The producer price index, which measures the prices companies receive for goods and services, rose 0.3% in November, the Labor Department said on December 11. Excluding the volatile food and energy categories, so-called core prices were up 0.3%.
Economists surveyed by The Wall Street Journal had expected overall prices would hold steady, and core prices would rise 0.1%.
Overall producer prices were down 1.1% in November from a year earlier, the tenth straight year-over-year decline. Core prices were up 0.5% from last year.
The index measures prices from the perspective of the seller but generally tracks closely with other measures of inflation for consumers.

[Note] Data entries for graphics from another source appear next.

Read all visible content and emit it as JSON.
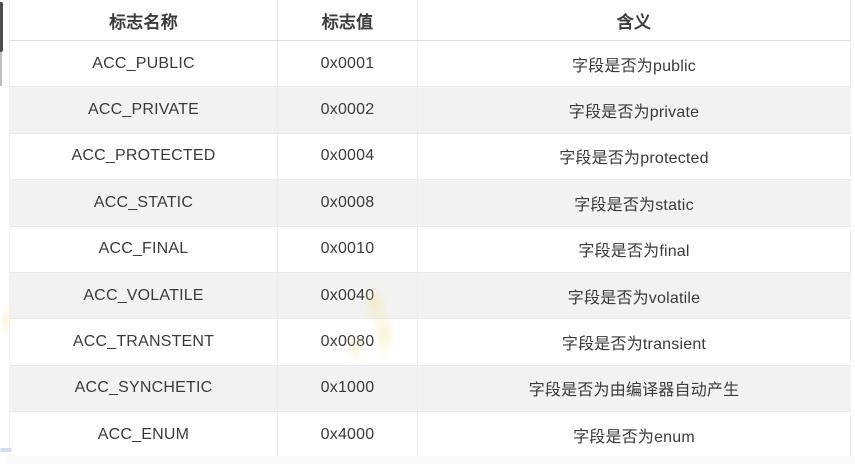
{
  "table": {
    "columns": [
      {
        "label": "标志名称"
      },
      {
        "label": "标志值"
      },
      {
        "label": "含义"
      }
    ],
    "rows": [
      {
        "name": "ACC_PUBLIC",
        "value": "0x0001",
        "meaning": "字段是否为public"
      },
      {
        "name": "ACC_PRIVATE",
        "value": "0x0002",
        "meaning": "字段是否为private"
      },
      {
        "name": "ACC_PROTECTED",
        "value": "0x0004",
        "meaning": "字段是否为protected"
      },
      {
        "name": "ACC_STATIC",
        "value": "0x0008",
        "meaning": "字段是否为static"
      },
      {
        "name": "ACC_FINAL",
        "value": "0x0010",
        "meaning": "字段是否为final"
      },
      {
        "name": "ACC_VOLATILE",
        "value": "0x0040",
        "meaning": "字段是否为volatile"
      },
      {
        "name": "ACC_TRANSTENT",
        "value": "0x0080",
        "meaning": "字段是否为transient"
      },
      {
        "name": "ACC_SYNCHETIC",
        "value": "0x1000",
        "meaning": "字段是否为由编译器自动产生"
      },
      {
        "name": "ACC_ENUM",
        "value": "0x4000",
        "meaning": "字段是否为enum"
      }
    ]
  },
  "colors": {
    "stripe_bg": "#f2f2f2",
    "row_bg": "#ffffff",
    "header_text": "#3c3c3c",
    "cell_text": "#3a3a3a",
    "header_border": "#dcdcdc",
    "row_border": "#eaeaea",
    "column_divider": "#ededed"
  }
}
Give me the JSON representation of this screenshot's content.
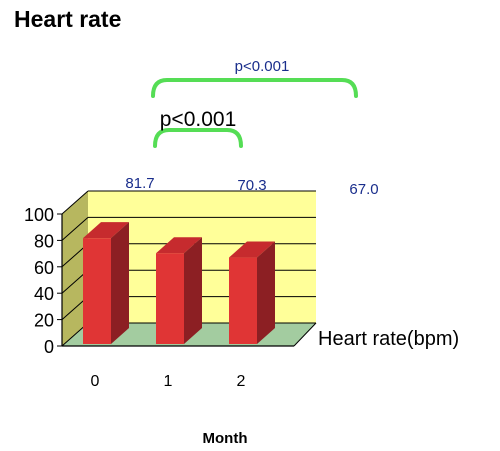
{
  "title": "Heart rate",
  "chart_data": {
    "type": "bar",
    "title": "Heart rate",
    "categories": [
      "0",
      "1",
      "2"
    ],
    "series": [
      {
        "name": "Heart rate(bpm)",
        "values": [
          81.7,
          70.3,
          67.0
        ]
      }
    ],
    "data_labels": [
      "81.7",
      "70.3",
      "67.0"
    ],
    "xlabel": "Month",
    "ylabel": "",
    "ylim": [
      0,
      100
    ],
    "yticks": [
      0,
      20,
      40,
      60,
      80,
      100
    ],
    "grid": true,
    "three_d": true,
    "legend": {
      "label": "Heart rate(bpm)",
      "position": "right"
    },
    "annotations": [
      {
        "text": "p<0.001",
        "from": "0",
        "to": "1"
      },
      {
        "text": "p<0.001",
        "from": "0",
        "to": "2"
      }
    ],
    "colors": {
      "bar_front": "#e03535",
      "bar_side": "#8c1f23",
      "bar_top": "#c62b2e",
      "back_wall": "#ffff99",
      "side_wall": "#b7b75f",
      "floor": "#a3cca0",
      "bracket": "#55dd55",
      "label_blue": "#1a2e8c"
    }
  }
}
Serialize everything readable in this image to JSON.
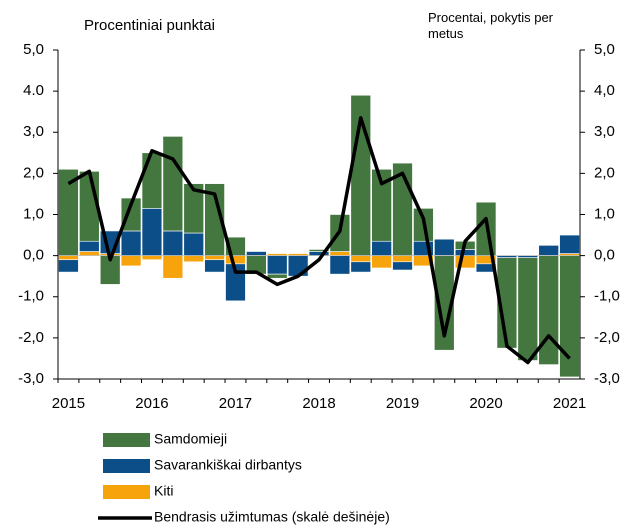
{
  "chart_data": {
    "type": "bar",
    "left_axis_label": "Procentiniai punktai",
    "right_axis_label": "Procentai, pokytis per metus",
    "categories": [
      "2015",
      null,
      null,
      null,
      "2016",
      null,
      null,
      null,
      "2017",
      null,
      null,
      null,
      "2018",
      null,
      null,
      null,
      "2019",
      null,
      null,
      null,
      "2020",
      null,
      null,
      null,
      "2021"
    ],
    "stacked": true,
    "series": [
      {
        "name": "Samdomieji",
        "type": "bar",
        "color": "#44773f",
        "values": [
          2.1,
          1.7,
          -0.7,
          0.8,
          1.35,
          2.3,
          1.2,
          1.75,
          0.45,
          -0.45,
          -0.1,
          0.0,
          0.05,
          0.9,
          3.9,
          1.75,
          2.25,
          0.8,
          -2.3,
          0.2,
          1.3,
          -2.2,
          -2.5,
          -2.65,
          -2.95
        ]
      },
      {
        "name": "Savarankiškai dirbantys",
        "type": "bar",
        "color": "#0c4f88",
        "values": [
          -0.3,
          0.25,
          0.55,
          0.6,
          1.15,
          0.6,
          0.55,
          -0.3,
          -0.9,
          0.1,
          -0.45,
          -0.5,
          0.1,
          -0.45,
          -0.25,
          0.35,
          -0.2,
          0.35,
          0.4,
          0.15,
          -0.2,
          -0.05,
          -0.05,
          0.25,
          0.45
        ]
      },
      {
        "name": "Kiti",
        "type": "bar",
        "color": "#f7a30c",
        "values": [
          -0.1,
          0.1,
          0.05,
          -0.25,
          -0.1,
          -0.55,
          -0.15,
          -0.1,
          -0.2,
          0.0,
          0.05,
          0.05,
          0.0,
          0.1,
          -0.15,
          -0.3,
          -0.15,
          -0.25,
          0.0,
          -0.3,
          -0.2,
          0.0,
          0.0,
          0.0,
          0.05
        ]
      },
      {
        "name": "Bendrasis užimtumas (skalė dešinėje)",
        "type": "line",
        "axis": "y2",
        "color": "#000000",
        "values": [
          1.75,
          2.05,
          -0.1,
          1.25,
          2.55,
          2.35,
          1.6,
          1.5,
          -0.4,
          -0.4,
          -0.7,
          -0.5,
          -0.1,
          0.6,
          3.35,
          1.75,
          2.0,
          0.9,
          -1.95,
          0.35,
          0.9,
          -2.2,
          -2.6,
          -1.95,
          -2.5
        ]
      }
    ],
    "ylim": [
      -3,
      5
    ],
    "yticks": [
      {
        "value": -3,
        "label": "-3,0"
      },
      {
        "value": -2,
        "label": "-2,0"
      },
      {
        "value": -1,
        "label": "-1,0"
      },
      {
        "value": 0,
        "label": "0,0"
      },
      {
        "value": 1,
        "label": "1,0"
      },
      {
        "value": 2,
        "label": "2,0"
      },
      {
        "value": 3,
        "label": "3,0"
      },
      {
        "value": 4,
        "label": "4.0"
      },
      {
        "value": 5,
        "label": "5,0"
      }
    ],
    "y2lim": [
      -3,
      5
    ],
    "y2ticks": [
      {
        "value": -3,
        "label": "-3,0"
      },
      {
        "value": -2,
        "label": "-2,0"
      },
      {
        "value": -1,
        "label": "-1,0"
      },
      {
        "value": 0,
        "label": "0,0"
      },
      {
        "value": 1,
        "label": "1,0"
      },
      {
        "value": 2,
        "label": "2,0"
      },
      {
        "value": 3,
        "label": "3,0"
      },
      {
        "value": 4,
        "label": "4,0"
      },
      {
        "value": 5,
        "label": "5,0"
      }
    ],
    "legend": "bottom"
  }
}
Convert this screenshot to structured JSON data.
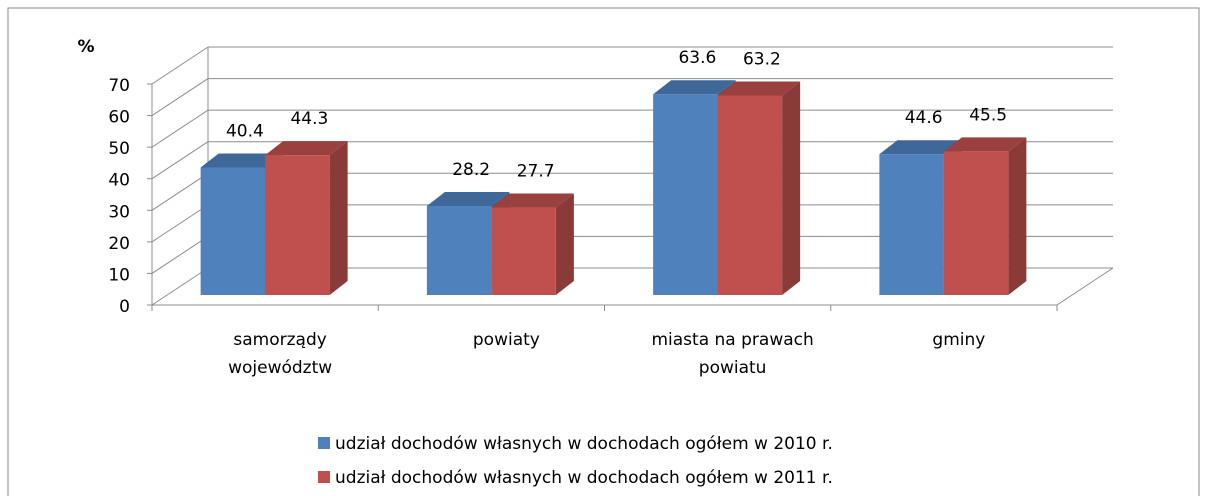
{
  "chart_data": {
    "type": "bar3d",
    "y_label": "%",
    "categories": [
      "samorządy województw",
      "powiaty",
      "miasta na prawach powiatu",
      "gminy"
    ],
    "series": [
      {
        "name": "udział dochodów własnych w dochodach ogółem w 2010 r.",
        "color": "#4f81bd",
        "values": [
          40.4,
          28.2,
          63.6,
          44.6
        ]
      },
      {
        "name": "udział dochodów własnych w dochodach ogółem w 2011 r.",
        "color": "#c0504d",
        "values": [
          44.3,
          27.7,
          63.2,
          45.5
        ]
      }
    ],
    "ylim": [
      0,
      70
    ],
    "yticks": [
      0,
      10,
      20,
      30,
      40,
      50,
      60,
      70
    ],
    "grid": true,
    "legend": "bottom"
  }
}
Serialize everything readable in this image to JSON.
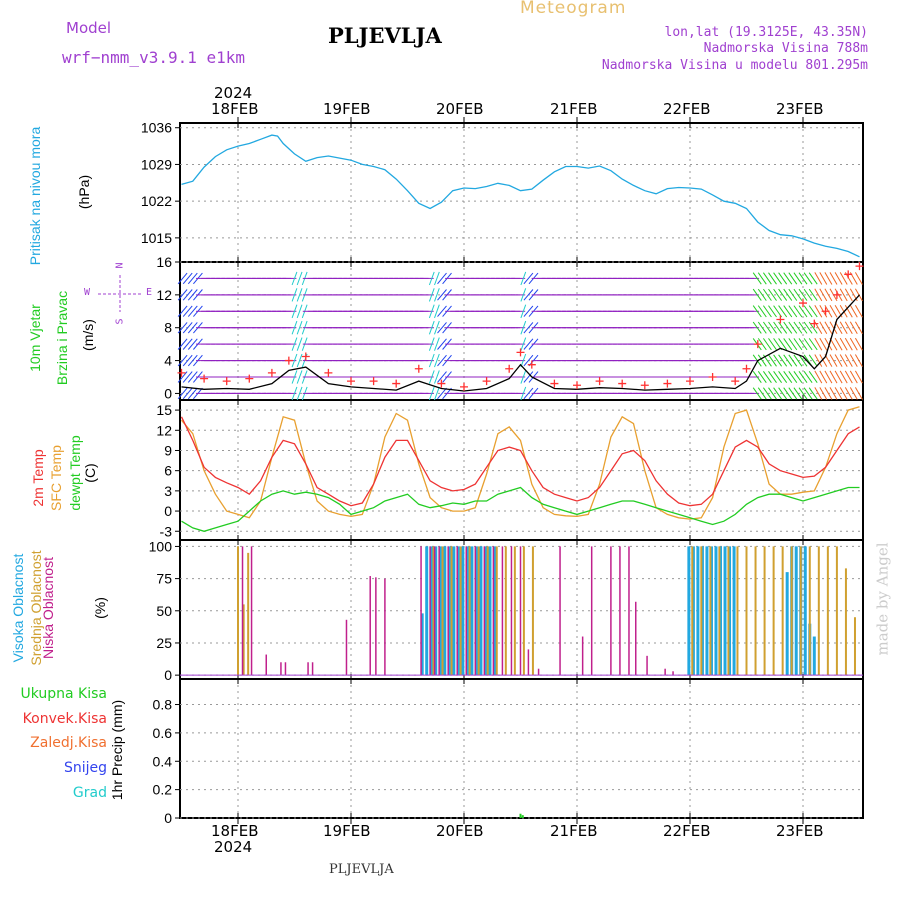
{
  "header": {
    "model_label": "Model",
    "model_name": "wrf−nmm_v3.9.1  e1km",
    "station": "PLJEVLJA",
    "meteogram": "Meteogram",
    "lonlat": "lon,lat (19.3125E, 43.35N)",
    "elevation": "Nadmorska Visina 788m",
    "model_elevation": "Nadmorska Visina u modelu 801.295m"
  },
  "footer": {
    "station": "PLJEVLJA",
    "watermark": "made by Angel"
  },
  "time_axis": {
    "year_top": "2024",
    "year_bottom": "2024",
    "dates": [
      "18FEB",
      "19FEB",
      "20FEB",
      "21FEB",
      "22FEB",
      "23FEB"
    ]
  },
  "wind_legend": {
    "n": "N",
    "s": "S",
    "e": "E",
    "w": "W"
  },
  "colors": {
    "pressure": "#22a8e0",
    "wind_speed": "#000000",
    "wind_gust": "#ff3030",
    "temp2m": "#ee3333",
    "sfc_temp": "#e8a030",
    "dewpoint": "#22cc22",
    "high_cloud": "#22a8e0",
    "mid_cloud": "#d0a030",
    "low_cloud": "#c0208c",
    "arrow_purple": "#9020c0",
    "arrow_blue": "#2244ee",
    "arrow_cyan": "#22cccc",
    "arrow_green": "#22cc22"
  },
  "chart_data": [
    {
      "type": "line",
      "panel": "pressure",
      "ylabel": [
        "Pritisak na nivou mora",
        "(hPa)"
      ],
      "yticks": [
        1015,
        1022,
        1029,
        1036
      ],
      "ylim": [
        1010.4,
        1036.9
      ],
      "x_unit": "days after 18FEB 00UTC",
      "x_range": [
        -0.5,
        5.5
      ],
      "x": [
        -0.5,
        -0.4,
        -0.3,
        -0.2,
        -0.1,
        0.0,
        0.1,
        0.2,
        0.3,
        0.35,
        0.4,
        0.5,
        0.6,
        0.7,
        0.8,
        0.9,
        1.0,
        1.1,
        1.2,
        1.3,
        1.4,
        1.5,
        1.6,
        1.7,
        1.8,
        1.9,
        2.0,
        2.1,
        2.2,
        2.3,
        2.4,
        2.5,
        2.6,
        2.7,
        2.8,
        2.9,
        3.0,
        3.1,
        3.2,
        3.3,
        3.4,
        3.5,
        3.6,
        3.7,
        3.8,
        3.9,
        4.0,
        4.1,
        4.2,
        4.3,
        4.4,
        4.5,
        4.6,
        4.7,
        4.8,
        4.9,
        5.0,
        5.1,
        5.2,
        5.3,
        5.4,
        5.5
      ],
      "series": [
        {
          "name": "Pritisak na nivou mora",
          "values": [
            1025.2,
            1025.8,
            1028.5,
            1030.5,
            1031.8,
            1032.5,
            1033.0,
            1033.8,
            1034.6,
            1034.4,
            1033.0,
            1031.0,
            1029.6,
            1030.3,
            1030.6,
            1030.2,
            1029.8,
            1029.0,
            1028.6,
            1028.0,
            1026.2,
            1024.0,
            1021.6,
            1020.6,
            1021.8,
            1024.0,
            1024.5,
            1024.4,
            1024.8,
            1025.4,
            1025.0,
            1024.0,
            1024.3,
            1026.0,
            1027.6,
            1028.6,
            1028.6,
            1028.3,
            1028.7,
            1027.8,
            1026.2,
            1025.0,
            1024.0,
            1023.4,
            1024.4,
            1024.6,
            1024.5,
            1024.3,
            1023.2,
            1022.0,
            1021.6,
            1020.6,
            1018.0,
            1016.4,
            1015.6,
            1015.4,
            1014.8,
            1014.0,
            1013.4,
            1013.0,
            1012.4,
            1011.4
          ]
        }
      ]
    },
    {
      "type": "line",
      "panel": "wind",
      "ylabel": [
        "10m Vjetar",
        "Brzina i Pravac",
        "(m/s)"
      ],
      "yticks": [
        0,
        4,
        8,
        12,
        16
      ],
      "ylim": [
        -0.8,
        16
      ],
      "x_range": [
        -0.5,
        5.5
      ],
      "x": [
        -0.5,
        -0.3,
        -0.1,
        0.1,
        0.3,
        0.45,
        0.6,
        0.8,
        1.0,
        1.2,
        1.4,
        1.6,
        1.8,
        2.0,
        2.2,
        2.4,
        2.5,
        2.6,
        2.8,
        3.0,
        3.2,
        3.4,
        3.6,
        3.8,
        4.0,
        4.2,
        4.4,
        4.5,
        4.6,
        4.8,
        5.0,
        5.1,
        5.2,
        5.3,
        5.4,
        5.5
      ],
      "series": [
        {
          "name": "speed",
          "values": [
            0.8,
            0.5,
            0.6,
            0.5,
            1.2,
            2.8,
            3.2,
            1.2,
            0.8,
            0.6,
            0.4,
            1.5,
            0.6,
            0.3,
            0.6,
            1.8,
            3.5,
            2.0,
            0.6,
            0.5,
            0.7,
            0.6,
            0.4,
            0.5,
            0.6,
            0.8,
            0.6,
            1.5,
            4.0,
            5.5,
            4.5,
            3.0,
            4.5,
            9.0,
            10.5,
            12.0
          ]
        },
        {
          "name": "gust",
          "values": [
            2.5,
            1.8,
            1.5,
            1.8,
            2.5,
            4.0,
            4.5,
            2.5,
            1.5,
            1.5,
            1.2,
            3.0,
            1.2,
            0.8,
            1.5,
            3.0,
            5.0,
            3.5,
            1.2,
            1.0,
            1.5,
            1.2,
            1.0,
            1.2,
            1.5,
            2.0,
            1.5,
            3.0,
            6.0,
            9.0,
            11.0,
            8.5,
            10.0,
            12.0,
            14.5,
            15.5
          ]
        }
      ]
    },
    {
      "type": "line",
      "panel": "temperature",
      "ylabel": [
        "2m Temp",
        "SFC Temp",
        "dewpt Temp",
        "(C)"
      ],
      "yticks": [
        -3,
        0,
        3,
        6,
        9,
        12,
        15
      ],
      "ylim": [
        -4.3,
        16.5
      ],
      "x_range": [
        -0.5,
        5.5
      ],
      "x": [
        -0.5,
        -0.4,
        -0.3,
        -0.2,
        -0.1,
        0.0,
        0.1,
        0.2,
        0.3,
        0.4,
        0.5,
        0.6,
        0.7,
        0.8,
        0.9,
        1.0,
        1.1,
        1.2,
        1.3,
        1.4,
        1.5,
        1.6,
        1.7,
        1.8,
        1.9,
        2.0,
        2.1,
        2.2,
        2.3,
        2.4,
        2.5,
        2.6,
        2.7,
        2.8,
        2.9,
        3.0,
        3.1,
        3.2,
        3.3,
        3.4,
        3.5,
        3.6,
        3.7,
        3.8,
        3.9,
        4.0,
        4.1,
        4.2,
        4.3,
        4.4,
        4.5,
        4.6,
        4.7,
        4.8,
        4.9,
        5.0,
        5.1,
        5.2,
        5.3,
        5.4,
        5.5
      ],
      "series": [
        {
          "name": "2m Temp",
          "values": [
            14.0,
            10.5,
            6.5,
            5.0,
            4.2,
            3.5,
            2.5,
            4.5,
            8.0,
            10.5,
            10.0,
            7.0,
            3.5,
            2.5,
            1.5,
            0.8,
            1.2,
            4.0,
            8.0,
            10.5,
            10.5,
            7.5,
            4.5,
            3.5,
            3.0,
            3.2,
            4.0,
            6.5,
            9.0,
            9.5,
            9.0,
            6.0,
            3.5,
            2.5,
            2.0,
            1.5,
            2.0,
            3.5,
            6.0,
            8.5,
            9.0,
            7.5,
            4.5,
            2.5,
            1.2,
            0.8,
            1.0,
            2.5,
            6.0,
            9.5,
            10.5,
            9.5,
            7.0,
            6.0,
            5.5,
            5.0,
            5.2,
            6.5,
            9.0,
            11.5,
            12.5
          ]
        },
        {
          "name": "SFC Temp",
          "values": [
            13.5,
            11.5,
            6.0,
            2.5,
            0.0,
            -0.5,
            -1.0,
            1.5,
            8.0,
            14.0,
            13.5,
            7.0,
            1.5,
            0.0,
            -0.5,
            -0.8,
            -0.5,
            4.0,
            11.0,
            14.5,
            13.5,
            7.0,
            2.0,
            0.5,
            0.0,
            0.0,
            0.5,
            5.5,
            11.5,
            12.5,
            10.5,
            4.0,
            0.5,
            -0.5,
            -0.7,
            -0.8,
            -0.5,
            4.0,
            11.0,
            14.0,
            13.0,
            6.0,
            0.5,
            -0.5,
            -1.0,
            -1.2,
            -1.0,
            2.0,
            9.5,
            14.5,
            15.0,
            10.0,
            4.0,
            2.5,
            2.5,
            2.8,
            3.0,
            6.5,
            11.5,
            15.0,
            15.5
          ]
        },
        {
          "name": "dewpt Temp",
          "values": [
            -1.5,
            -2.5,
            -3.0,
            -2.5,
            -2.0,
            -1.5,
            0.0,
            1.5,
            2.5,
            3.0,
            2.5,
            2.8,
            2.5,
            2.0,
            1.0,
            -0.5,
            0.0,
            0.5,
            1.5,
            2.0,
            2.5,
            1.0,
            0.5,
            0.8,
            1.2,
            1.0,
            1.5,
            1.5,
            2.5,
            3.0,
            3.5,
            2.0,
            1.0,
            0.5,
            0.0,
            -0.5,
            0.0,
            0.5,
            1.0,
            1.5,
            1.5,
            1.0,
            0.5,
            0.0,
            -0.5,
            -1.0,
            -1.5,
            -2.0,
            -1.5,
            -0.5,
            1.0,
            2.0,
            2.5,
            2.5,
            2.0,
            1.5,
            2.0,
            2.5,
            3.0,
            3.5,
            3.5
          ]
        }
      ]
    },
    {
      "type": "bar",
      "panel": "clouds",
      "ylabel": [
        "Visoka Oblacnost",
        "Srednja Oblacnost",
        "Niska Oblacnost",
        "(%)"
      ],
      "yticks": [
        0,
        25,
        50,
        75,
        100
      ],
      "ylim": [
        -3,
        105
      ],
      "x_range": [
        -0.5,
        5.5
      ],
      "series": [
        {
          "name": "Visoka Oblacnost",
          "x": [
            1.63,
            1.67,
            1.71,
            1.75,
            1.79,
            1.83,
            1.87,
            1.91,
            1.95,
            1.99,
            2.03,
            2.07,
            2.11,
            2.15,
            2.19,
            2.23,
            2.27,
            3.99,
            4.03,
            4.07,
            4.11,
            4.15,
            4.19,
            4.23,
            4.27,
            4.31,
            4.35,
            4.39,
            4.86,
            4.9,
            4.94,
            4.98,
            5.02,
            5.06,
            5.1
          ],
          "values": [
            48,
            100,
            100,
            100,
            100,
            100,
            100,
            100,
            100,
            100,
            100,
            100,
            100,
            100,
            100,
            100,
            100,
            100,
            100,
            100,
            100,
            100,
            100,
            100,
            100,
            100,
            100,
            100,
            80,
            100,
            100,
            100,
            100,
            40,
            30
          ]
        },
        {
          "name": "Srednja Oblacnost",
          "x": [
            0.0,
            0.05,
            0.09,
            1.73,
            1.81,
            1.89,
            1.97,
            2.05,
            2.13,
            2.21,
            2.29,
            2.37,
            2.45,
            2.53,
            2.61,
            4.02,
            4.1,
            4.18,
            4.26,
            4.34,
            4.42,
            4.5,
            4.58,
            4.66,
            4.74,
            4.82,
            4.9,
            4.98,
            5.06,
            5.14,
            5.22,
            5.3,
            5.38,
            5.46
          ],
          "values": [
            100,
            55,
            95,
            100,
            100,
            100,
            100,
            100,
            100,
            100,
            100,
            100,
            100,
            100,
            100,
            100,
            100,
            100,
            100,
            100,
            100,
            100,
            100,
            100,
            100,
            100,
            100,
            100,
            100,
            100,
            100,
            100,
            83,
            45
          ]
        },
        {
          "name": "Niska Oblacnost",
          "x": [
            0.04,
            0.12,
            0.25,
            0.38,
            0.42,
            0.62,
            0.66,
            0.96,
            1.17,
            1.22,
            1.3,
            1.62,
            1.7,
            1.74,
            1.78,
            1.86,
            1.94,
            2.02,
            2.1,
            2.18,
            2.26,
            2.34,
            2.42,
            2.5,
            2.57,
            2.66,
            2.85,
            3.05,
            3.13,
            3.3,
            3.38,
            3.46,
            3.52,
            3.62,
            3.78,
            3.85
          ],
          "values": [
            100,
            100,
            16,
            10,
            10,
            10,
            10,
            43,
            77,
            76,
            75,
            100,
            100,
            100,
            100,
            100,
            100,
            100,
            100,
            100,
            100,
            100,
            100,
            100,
            20,
            5,
            100,
            30,
            100,
            100,
            100,
            100,
            57,
            15,
            5,
            3
          ]
        }
      ]
    },
    {
      "type": "bar",
      "panel": "precipitation",
      "ylabel": [
        "1hr Precip (mm)"
      ],
      "legend": [
        "Ukupna  Kisa",
        "Konvek.Kisa",
        "Zaledj.Kisa",
        "Snijeg",
        "Grad"
      ],
      "yticks": [
        0,
        0.2,
        0.4,
        0.6,
        0.8
      ],
      "ylim": [
        0,
        0.98
      ],
      "x_range": [
        -0.5,
        5.5
      ],
      "series": [
        {
          "name": "Ukupna  Kisa",
          "x": [
            2.5,
            2.52
          ],
          "values": [
            0.03,
            0.02
          ]
        }
      ]
    }
  ]
}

Those gauges have been historically weak this year amid low oil prices, a strong dollar and weak demand abroad.
In November, producer prices for goods fell for the fifth straight month. The 0.1% decline was due almost entirely to a 0.6% drop in energy prices. By contrast, food prices edged up 0.3%, thanks to a 23.5% spike in the price of butter, the biggest one-month jump since November 2000. Services prices were up 0.5%.
Federal Reserve officials are expected to raise interest rates at their meeting next week for the first time in nearly a decade, resting on a much-improved labor market but without strong evidence inflation is firming.
The price index for personal consumption expenditures, the Fed’s preferred inflation gauge, was up only 0.2% from a year earlier in October. Fed officials have blamed weak inflation on temporary factors, including depressed energy and import prices.
“Ongoing gains in the labor market, coupled with my judgment that longer-term inflation expectations remain reasonably well anchored, serve to bolster my confidence in a return of inflation to 2% as the disinflationary effects of declines in energy and import prices wane,” Fed Chairwoman Janet Yellen said last week.